Sickle Saunders was not seen for well over a year. His mother ranted and roared at Old Heaney, but it did no good. Old Heaney's rude books had made their mark and Sickle Saunders had gone off to London to find out if the women in the wider world were, in fact, so much better than the village girls and did in fact have breasts that did not look like two old round turpentine cans that had partly rusted away.
Sickle Saunders came back in style. Two policemen had carried him from the back of a pony and trap and had laid him in his bed face down. London had burned all the spark out of him. All he was fit for was to sit on the tin dustbin that contained all of Old Heaney's really wicked books and warn the rest of us boys of the evils of the flesh.
"Don't go in there," Sickle Saunders would say from his perch on the bin. "Haircuts only lead to women and a life of misery."
None of us ever took any notice, but as the years of our lives rolled on and took their toll, we knew what he meant. How many of us forgot his warning as we studied Old Heaney's new set of girly magazines? Out of all of us, only a couple had cause to believe old Sickle Saunders homily, in later life. He delivered it, on every boyhood Wednesday.
"Love only lasts three weeks, boys," Sickle Saunders would yell, making his tin dustbin quiver. "Remember that or you'll spend the rest of your rotten lives trying to recapture a dream and diggin' fer potatoes."
And as for Old Heaney, he was still arguing with Sickle Saunders when he gave us all a short back and sides just before we went off, as conscripts, to join the army.
When we came back, Old Heaney and Sickle Saunders had long gone. A new unisex saloon stood in the place where the men's barber's shop had once been. All the books inside were about how best to feed babies. And all the village girls had lost their rusty turpentine cans. They looked as good as women anywhere, except for a few who had painted the nails on their coal-shovel hands a deep and bloody red. Their hairy and knobbly legs sticking out from under their tiny mini skirts made us all take the train back to London and the hardness army life, within a week. But what wonderful week's leave we had.

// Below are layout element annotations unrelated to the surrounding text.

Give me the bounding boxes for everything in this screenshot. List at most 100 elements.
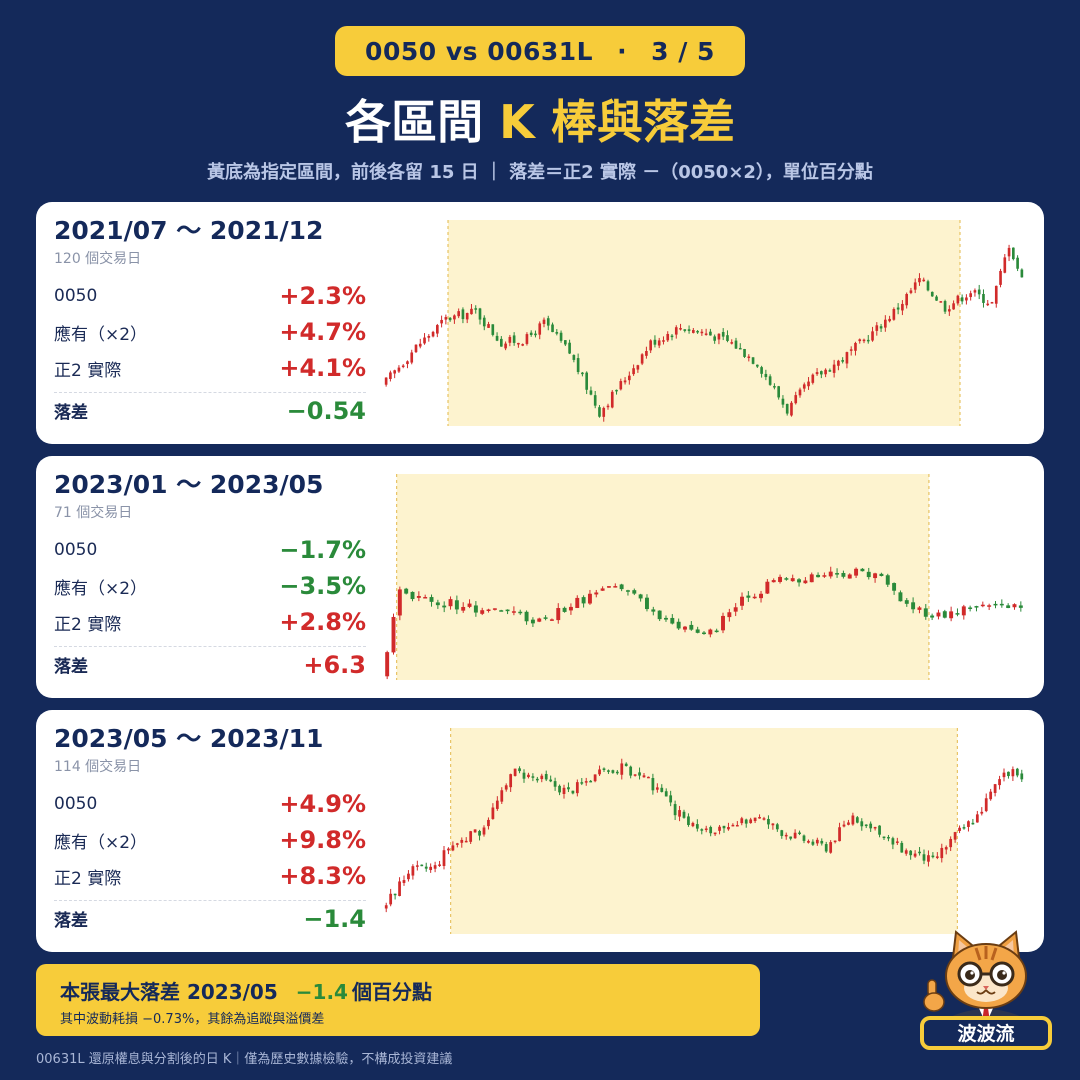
candlestick [581, 371, 584, 377]
candlestick [942, 609, 947, 619]
comparison-label: 0050 vs 00631L [365, 36, 594, 66]
stat-row-0050: 0050 −1.7% [54, 532, 366, 568]
candlestick [398, 877, 401, 897]
candlestick [955, 608, 960, 617]
candlestick [1015, 767, 1019, 778]
candlestick [784, 832, 788, 840]
candlestick [904, 848, 908, 856]
candlestick [495, 332, 499, 342]
candlestick [820, 838, 824, 846]
candlestick [765, 579, 770, 595]
candlestick [727, 822, 730, 831]
candlestick [753, 817, 757, 824]
candlestick [534, 330, 537, 338]
candlestick [384, 377, 388, 387]
candlestick [895, 837, 899, 845]
candlestick [798, 387, 802, 398]
candlestick [549, 775, 553, 783]
candlestick [457, 308, 460, 319]
candlestick [657, 610, 662, 622]
candlestick [542, 317, 546, 328]
candlestick [802, 834, 806, 844]
page-title: 各區間 K 棒與落差 [0, 92, 1080, 152]
candlestick [702, 630, 706, 635]
gap-label: 落差 [54, 911, 88, 931]
candlestick [773, 383, 776, 390]
candlestick [594, 589, 599, 598]
candlestick [746, 591, 751, 602]
stat-row-actual: 正2 實際 +2.8% [54, 604, 366, 640]
candlestick [892, 307, 896, 321]
candlestick [858, 338, 862, 344]
candlestick [923, 604, 928, 620]
trading-days: 120 個交易日 [54, 251, 142, 267]
candlestick [807, 377, 810, 390]
summary-note: 其中波動耗損 −0.73%，其餘為追蹤與溢價差 [60, 1012, 325, 1027]
candlestick [930, 291, 934, 297]
candlestick [731, 823, 735, 827]
candlestick [598, 405, 601, 418]
candlestick [429, 594, 434, 607]
period-range: 2023/01 ～ 2023/05 [54, 470, 324, 499]
candlestick [576, 353, 580, 375]
stat-value: −3.5% [279, 572, 366, 600]
candlestick [625, 589, 630, 596]
candlestick [781, 395, 785, 408]
candlestick [855, 816, 859, 824]
candlestick [842, 820, 846, 828]
candlestick [1007, 244, 1011, 262]
candlestick [1012, 603, 1017, 610]
candlestick [433, 861, 437, 873]
disclaimer-footer: 00631L 還原權息與分割後的日 K｜僅為歷史數據檢驗，不構成投資建議 [36, 1052, 453, 1067]
candlestick [448, 596, 453, 610]
candlestick [721, 612, 725, 634]
candlestick [642, 772, 646, 778]
candlestick [807, 839, 810, 844]
candlestick [522, 769, 526, 783]
candlestick [727, 608, 732, 622]
candlestick [411, 864, 415, 880]
candlestick [632, 588, 637, 596]
candlestick [401, 364, 405, 369]
candlestick [815, 837, 819, 846]
candlestick [974, 605, 979, 612]
candlestick [467, 599, 472, 609]
candlestick [935, 295, 938, 301]
candlestick [718, 825, 721, 835]
candlestick [500, 787, 504, 805]
candlestick [429, 863, 433, 873]
candlestick [798, 830, 801, 836]
candlestick [431, 330, 435, 338]
candlestick [683, 625, 687, 633]
brand-name: 波波流 [957, 1022, 1014, 1045]
stat-value: +2.3% [279, 282, 366, 310]
stat-label: 正2 實際 [54, 360, 122, 381]
candlestick [837, 359, 840, 371]
stat-row-0050: 0050 +4.9% [54, 786, 366, 822]
candlestick [610, 390, 614, 409]
gap-value: +6.3 [303, 650, 366, 679]
candlestick [673, 800, 677, 821]
candlestick [676, 618, 681, 631]
candlestick [758, 814, 761, 819]
candlestick [935, 852, 939, 860]
candlestick [491, 803, 495, 820]
candlestick [632, 364, 635, 376]
candlestick [968, 605, 973, 612]
candlestick [562, 606, 567, 613]
candlestick [752, 593, 757, 599]
candlestick [531, 773, 535, 782]
candlestick [931, 852, 935, 859]
candlestick [415, 860, 419, 871]
candlestick [832, 359, 836, 378]
candlestick [451, 841, 455, 852]
candlestick [558, 784, 561, 796]
stat-label: 正2 實際 [54, 614, 122, 635]
candlestick [651, 773, 655, 795]
page-indicator-pill: 0050 vs 00631L · 3 / 5 [335, 26, 745, 76]
candlestick [435, 599, 440, 609]
candlestick [461, 602, 466, 613]
stat-label: 0050 [54, 540, 98, 560]
candlestick [602, 406, 606, 422]
candlestick [513, 768, 517, 777]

The Vicar organised a barn dance in the village hall and we all tasted the lavender sweetness of our village girls and knew then forever that London women's sophistication was as brittle as glass compared to the soft and gentle warmth that would call to us from home when some of us were to lie alone in foreign fields without a wife to keep us company in years to come. Sickle Saunders knew that and at last had married Mary and had gone to live near Farley Farm on the other side of Luton. He had been pleased to distraction when Mary had shown him how she could carry a dozen eggs in each hand.
As for Old Heaney, no one would recognise him now, dressed in his pink suit in Soho. His new establishment was said to cater to Royalty and politicians. He did, however, have a weird statue of a monkey sitting on the lid of his wonderful new, gold plated dustbin, placed just outside, by his fancy barber's plate glass shop door.